The upshot of this is that a deluge of US dollars, and indeed other fiat currencies will be searching for a more reliable store of value than government and perhaps corporate debt in the not too distant future.
A recipient of some of these flows could of course be precious metals, and especially gold. Given the small size of the precious metals markets, even a small allocation from traditional assets could easily drive prices much higher.
Gold ignores official inflation numbers
Gold has proven itself over time to be a superior store value through wars, economic collapse, and political upheavals. It is considered the best hedge against real inflation bar none.
Gold vs inflation
If we look at the gold chart, the price in dollars has certainly shown dramatic gains during periods of high inflation. The 1970’s for example.
The chart below shows gold in US dollars versus the official CPI inflation rate over the past fifty years.

The chart shows a strong correlation between times of high inflation and rising gold prices. This is very noticeable in the periods in the early and late 70s.
Interestingly there’s an inverse correlation between booming stocks and gold. The tech boom for example saw a huge funneling of funds into tech stocks and away from real assets like gold.
Comparing gold in ounces to incomes the chart below shows two major collapses in real purchasing power. The first was in the 1970s, and the second started in the year 2000 and lasts till this day. This is hidden inflation. This shows US incomes, but these numbers are representative of most other developed economies.

Is official inflation correct?
The chart shows that after the early 2000s this relationship between gold and official inflation breaks down. After the mid-2000s, official inflation figures have been falling. They’ve even been negative in some periods, yet the price of gold has skyrocketed over the same time.
Coincidentally, this also corresponds to periods of artificially suppressed interest rates and excessive central bank monetary intervention, i.e. money printing.
So what can we take from this? Of course, many other bodies such as Shadow stats and the Chapwood Index claim that the real rate of inflation is much, much higher than official figures would suggest. Alternative sources estimate that the average real rate is at least 4% or even as high as 8% above official CPI figures.
If gold tracks real inflation, it’s telling us the same thing.
Just as an example, suppose you’d invested $37 in one ounce of gold in 1971 and at the same time put $37 in a bank account that paid interest at exactly the rate of inflation. As of today, the gold ounce would be worth $1681 whereas the bank account would have grown to just $274. That means gold has outpaced official inflation by over 6 times. What this shows us is that gold doesn’t care about official inflation statistics.
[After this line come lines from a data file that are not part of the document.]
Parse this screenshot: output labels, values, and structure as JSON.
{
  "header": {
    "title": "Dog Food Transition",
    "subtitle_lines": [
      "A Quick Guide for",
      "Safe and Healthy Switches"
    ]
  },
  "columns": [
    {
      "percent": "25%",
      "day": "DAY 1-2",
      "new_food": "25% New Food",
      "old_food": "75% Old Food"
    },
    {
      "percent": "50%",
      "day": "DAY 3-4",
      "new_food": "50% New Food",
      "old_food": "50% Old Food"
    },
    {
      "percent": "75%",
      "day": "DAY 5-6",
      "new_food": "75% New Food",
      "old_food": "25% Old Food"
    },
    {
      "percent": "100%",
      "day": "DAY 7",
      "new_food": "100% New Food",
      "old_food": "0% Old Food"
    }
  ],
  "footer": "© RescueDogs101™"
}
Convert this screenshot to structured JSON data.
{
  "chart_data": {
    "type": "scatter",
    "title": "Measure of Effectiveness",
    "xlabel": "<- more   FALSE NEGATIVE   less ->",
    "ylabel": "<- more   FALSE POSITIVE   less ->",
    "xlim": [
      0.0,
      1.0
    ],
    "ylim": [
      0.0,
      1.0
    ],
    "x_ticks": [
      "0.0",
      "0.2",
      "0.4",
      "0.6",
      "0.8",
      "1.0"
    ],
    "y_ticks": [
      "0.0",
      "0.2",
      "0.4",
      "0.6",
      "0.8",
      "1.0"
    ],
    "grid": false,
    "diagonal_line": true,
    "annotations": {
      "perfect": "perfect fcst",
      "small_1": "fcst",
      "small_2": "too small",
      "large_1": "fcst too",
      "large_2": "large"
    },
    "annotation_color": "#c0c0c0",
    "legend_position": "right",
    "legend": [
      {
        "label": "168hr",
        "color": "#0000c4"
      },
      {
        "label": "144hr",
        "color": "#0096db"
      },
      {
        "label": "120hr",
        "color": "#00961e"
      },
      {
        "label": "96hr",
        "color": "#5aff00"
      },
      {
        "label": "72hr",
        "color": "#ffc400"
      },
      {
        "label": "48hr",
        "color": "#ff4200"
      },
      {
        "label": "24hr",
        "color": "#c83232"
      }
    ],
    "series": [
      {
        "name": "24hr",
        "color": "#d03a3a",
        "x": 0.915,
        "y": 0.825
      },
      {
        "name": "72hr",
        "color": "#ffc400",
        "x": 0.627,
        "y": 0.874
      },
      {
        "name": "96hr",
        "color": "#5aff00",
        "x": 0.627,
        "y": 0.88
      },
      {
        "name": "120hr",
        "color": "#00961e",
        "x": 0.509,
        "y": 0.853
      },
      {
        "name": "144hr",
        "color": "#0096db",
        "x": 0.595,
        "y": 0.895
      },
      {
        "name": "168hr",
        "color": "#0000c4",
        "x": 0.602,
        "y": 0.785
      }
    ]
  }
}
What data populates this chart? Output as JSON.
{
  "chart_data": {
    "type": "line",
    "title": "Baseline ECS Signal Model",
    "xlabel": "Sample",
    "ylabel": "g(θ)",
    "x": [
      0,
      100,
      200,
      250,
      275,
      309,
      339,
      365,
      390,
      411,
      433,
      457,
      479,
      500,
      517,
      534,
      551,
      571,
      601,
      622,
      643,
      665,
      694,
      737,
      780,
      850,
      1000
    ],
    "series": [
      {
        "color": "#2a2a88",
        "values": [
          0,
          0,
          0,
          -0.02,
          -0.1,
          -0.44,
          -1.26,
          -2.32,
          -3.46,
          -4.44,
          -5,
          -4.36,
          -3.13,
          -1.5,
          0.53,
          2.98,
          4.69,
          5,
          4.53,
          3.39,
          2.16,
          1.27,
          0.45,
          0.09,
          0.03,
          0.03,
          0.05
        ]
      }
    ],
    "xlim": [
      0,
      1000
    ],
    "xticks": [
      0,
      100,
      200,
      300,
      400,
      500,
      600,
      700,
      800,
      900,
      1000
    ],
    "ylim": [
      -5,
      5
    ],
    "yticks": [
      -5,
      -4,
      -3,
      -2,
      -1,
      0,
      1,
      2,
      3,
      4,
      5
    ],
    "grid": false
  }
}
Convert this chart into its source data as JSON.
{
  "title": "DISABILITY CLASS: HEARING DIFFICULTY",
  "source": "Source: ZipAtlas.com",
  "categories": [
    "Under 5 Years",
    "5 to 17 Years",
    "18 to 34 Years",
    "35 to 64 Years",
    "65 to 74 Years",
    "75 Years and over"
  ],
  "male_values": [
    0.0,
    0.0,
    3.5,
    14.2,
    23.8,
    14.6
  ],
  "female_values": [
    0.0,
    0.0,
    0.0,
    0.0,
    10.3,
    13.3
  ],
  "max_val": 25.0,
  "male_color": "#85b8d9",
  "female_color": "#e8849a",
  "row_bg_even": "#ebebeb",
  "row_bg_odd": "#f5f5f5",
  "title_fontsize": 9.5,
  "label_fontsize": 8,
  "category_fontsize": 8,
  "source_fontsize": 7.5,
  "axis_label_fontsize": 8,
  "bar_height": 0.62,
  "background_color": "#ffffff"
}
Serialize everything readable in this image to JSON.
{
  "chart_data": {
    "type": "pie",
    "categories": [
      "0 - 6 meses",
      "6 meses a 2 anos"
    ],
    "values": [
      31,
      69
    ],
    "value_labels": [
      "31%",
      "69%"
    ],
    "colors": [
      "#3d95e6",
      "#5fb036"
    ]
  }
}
If you’d bought an ounce of silver in 1971 at $1.59, that is worth $15.20 today. The same amount returned for inflation would be $11.50. So silver has outpaced inflation by only 1.3 times over the same period.
Conclusions
We can look at this in two ways: 1. either the official rates of inflation are way off the mark, or 2. gold is hugely outperforming official CPI numbers.
Of course these are very long time periods, and the exact rate can vary from year to year.
The cost of real day to day goods and services does seem to tally with the fact that inflation is being underreported. Inflation numbers can be distorted by the abundance of cheap imported goods. But the coronavirus may force retailers and producers to rethink their supply chains, and that could be inflationary.
The gold trend is an easy way to get a head’s up on the loss of purchasing power through inflation and it allows us to position ahead of that, either by buying gold or other precious metal assets.
The surfacing of the coronavirus just added another layer of anxiety that drove investors further to the yellow metal. It’s going to continue for some time and this will likely sustain back into the investment sentiment around gold.